Toleransi beragama yang tinggi sedari dulu telah ditunjukkan oleh umat beragama di Indonesia. Masyarakat saling membantu untuk membangun tempat ibadah, tidak jarang kemudian dibantu oleh umat agama lain.

Demikian halnya dalam pembangunan Masjid Istiqlal. Sang arsitek Frederich Silaban yang merupakan lulusan terbaik Academie van Bouwkunst Amsterdam tahun 1950 adalah penganut Kristen Protestan yang taat.

Arsitek kelahiran Bonandolok, Sumatera, 16 Desember 1912 itu, merupakan anak dari pasangan suami istri Jonas Silaban Nariaboru.
Untuk menyempurnakan rancangan Masjid Istiqlal, Silaban mempelajari tata cara dan aturan orang Muslim dalam melaksanakan shalat dan berdoa selama kurang lebih tiga bulan. Selain itu, ia juga mempelajari banyak pustaka mengenai masjid-masjid di dunia.
Proses panjangPembangunan masjid yang diarsiteki Frederich Silaban ini dimulai pada 24 Agustus 1961 atau saat itu bertepatan dengan peringatan Maulid Nabi Muhammad SAW. Presiden Soekarno ketika itu langsung bertindak sebagai kepala bidang teknik pembangunan Masjid Istiqlal.

Namun, hingga pertengahan tahun 1960-an, proyek Masjid Istiqlal tersendat-sendat pembangunannya. Di samping karena iklim politik dalam negeri yang cukup memanas kala itu, juga disebabkan pembangunannya berbarengan dengan Gelora Senayan, Monumen Nasional, dan berbagai proyek mercusuar lainnya.
Puncaknya, ketika meletus peristiwa G 30 S/PKI tahun 1965-1966, pembangunan Masjid Istiqlal terhenti sama sekali. Barulah ketika Himpunan Seniman Budayawan Islam memperingati miladnya yang ke-20, sejumlah tokoh, ulama, dan pejabat negara tergugah untuk melanjutkan pembangunan Masjid Istiqlal.

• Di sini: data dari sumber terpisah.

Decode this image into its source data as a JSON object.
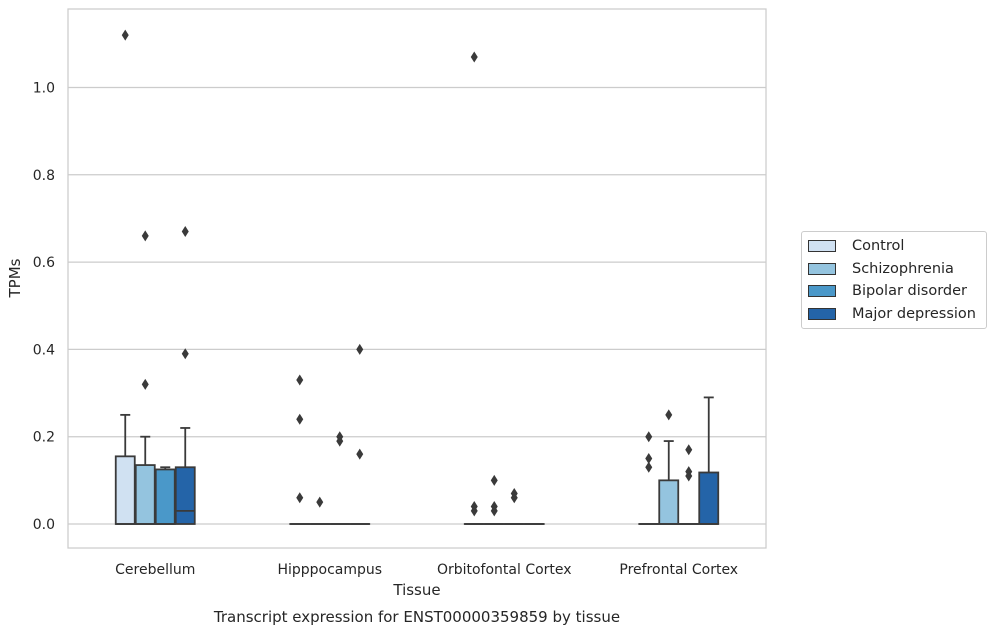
{
  "chart_data": {
    "type": "box",
    "title": "",
    "caption": "Transcript expression for ENST00000359859 by tissue",
    "xlabel": "Tissue",
    "ylabel": "TPMs",
    "ylim": [
      -0.055,
      1.18
    ],
    "yticks": [
      0.0,
      0.2,
      0.4,
      0.6,
      0.8,
      1.0
    ],
    "ytick_labels": [
      "0.0",
      "0.2",
      "0.4",
      "0.6",
      "0.8",
      "1.0"
    ],
    "grid": "horizontal",
    "legend_placement": "right",
    "categories": [
      "Cerebellum",
      "Hipppocampus",
      "Orbitofontal Cortex",
      "Prefrontal Cortex"
    ],
    "series": [
      {
        "name": "Control",
        "color": "#d0e1f2",
        "boxes": [
          {
            "q1": 0.0,
            "median": 0.0,
            "q3": 0.155,
            "whisker_low": 0.0,
            "whisker_high": 0.25,
            "outliers": [
              1.12
            ]
          },
          {
            "q1": 0.0,
            "median": 0.0,
            "q3": 0.0,
            "whisker_low": 0.0,
            "whisker_high": 0.0,
            "outliers": [
              0.33,
              0.24,
              0.06
            ]
          },
          {
            "q1": 0.0,
            "median": 0.0,
            "q3": 0.0,
            "whisker_low": 0.0,
            "whisker_high": 0.0,
            "outliers": [
              1.07,
              0.04,
              0.03
            ]
          },
          {
            "q1": 0.0,
            "median": 0.0,
            "q3": 0.0,
            "whisker_low": 0.0,
            "whisker_high": 0.0,
            "outliers": [
              0.2,
              0.15,
              0.13
            ]
          }
        ]
      },
      {
        "name": "Schizophrenia",
        "color": "#94c4df",
        "boxes": [
          {
            "q1": 0.0,
            "median": 0.0,
            "q3": 0.135,
            "whisker_low": 0.0,
            "whisker_high": 0.2,
            "outliers": [
              0.66,
              0.32
            ]
          },
          {
            "q1": 0.0,
            "median": 0.0,
            "q3": 0.0,
            "whisker_low": 0.0,
            "whisker_high": 0.0,
            "outliers": [
              0.05
            ]
          },
          {
            "q1": 0.0,
            "median": 0.0,
            "q3": 0.0,
            "whisker_low": 0.0,
            "whisker_high": 0.0,
            "outliers": [
              0.1,
              0.04,
              0.03
            ]
          },
          {
            "q1": 0.0,
            "median": 0.0,
            "q3": 0.1,
            "whisker_low": 0.0,
            "whisker_high": 0.19,
            "outliers": [
              0.25
            ]
          }
        ]
      },
      {
        "name": "Bipolar disorder",
        "color": "#4a98c9",
        "boxes": [
          {
            "q1": 0.0,
            "median": 0.0,
            "q3": 0.125,
            "whisker_low": 0.0,
            "whisker_high": 0.13,
            "outliers": []
          },
          {
            "q1": 0.0,
            "median": 0.0,
            "q3": 0.0,
            "whisker_low": 0.0,
            "whisker_high": 0.0,
            "outliers": [
              0.2,
              0.19
            ]
          },
          {
            "q1": 0.0,
            "median": 0.0,
            "q3": 0.0,
            "whisker_low": 0.0,
            "whisker_high": 0.0,
            "outliers": [
              0.07,
              0.06
            ]
          },
          {
            "q1": 0.0,
            "median": 0.0,
            "q3": 0.0,
            "whisker_low": 0.0,
            "whisker_high": 0.0,
            "outliers": [
              0.17,
              0.12,
              0.11
            ]
          }
        ]
      },
      {
        "name": "Major depression",
        "color": "#2464a8",
        "boxes": [
          {
            "q1": 0.0,
            "median": 0.03,
            "q3": 0.13,
            "whisker_low": 0.0,
            "whisker_high": 0.22,
            "outliers": [
              0.67,
              0.39
            ]
          },
          {
            "q1": 0.0,
            "median": 0.0,
            "q3": 0.0,
            "whisker_low": 0.0,
            "whisker_high": 0.0,
            "outliers": [
              0.4,
              0.16
            ]
          },
          {
            "q1": 0.0,
            "median": 0.0,
            "q3": 0.0,
            "whisker_low": 0.0,
            "whisker_high": 0.0,
            "outliers": []
          },
          {
            "q1": 0.0,
            "median": 0.0,
            "q3": 0.118,
            "whisker_low": 0.0,
            "whisker_high": 0.29,
            "outliers": []
          }
        ]
      }
    ]
  }
}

Dipelopori oleh menteri agama saat itu, KH M Dahlan, upaya penggalangan dana mewujudkan fisik masjid digencarkan kembali. Kedudukan Presiden Soekarno sebagai kepala bidang teknik digantikan oleh KH Idham Chalied, sekaligus bertindak sebagai koordinator panitia nasional Masjid Istiqlal yang baru. Melalui kepengurusan yang baru, masjid dengan arsitektur bergaya modern itu selesai juga pembangunannya.

Semula, pembangunan masjid direncanakan akan memakan waktu selama 45 tahun. Namun, dalam pelaksanaannya, ternyata jauh lebih cepat. Bangunan utama dapat selesai dalam waktu enam tahun. Tepatnya, pada 31 Agustus 1967, masjid sudah dapat digunakan, yang ditandai dengan berkumandangnya azan pertama untuk shalat Maghrib.
Pada 29 September 1967, untuk pertama kali, diselenggarakan shalat Jumat di masjid ini. Secara keseluruhan, pembangunan Masjid Istiqlal diselesaikan dalam kurun waktu 17 tahun. Peresmiannya dilakukan oleh presiden Soeharto pada 22 Februari 1978.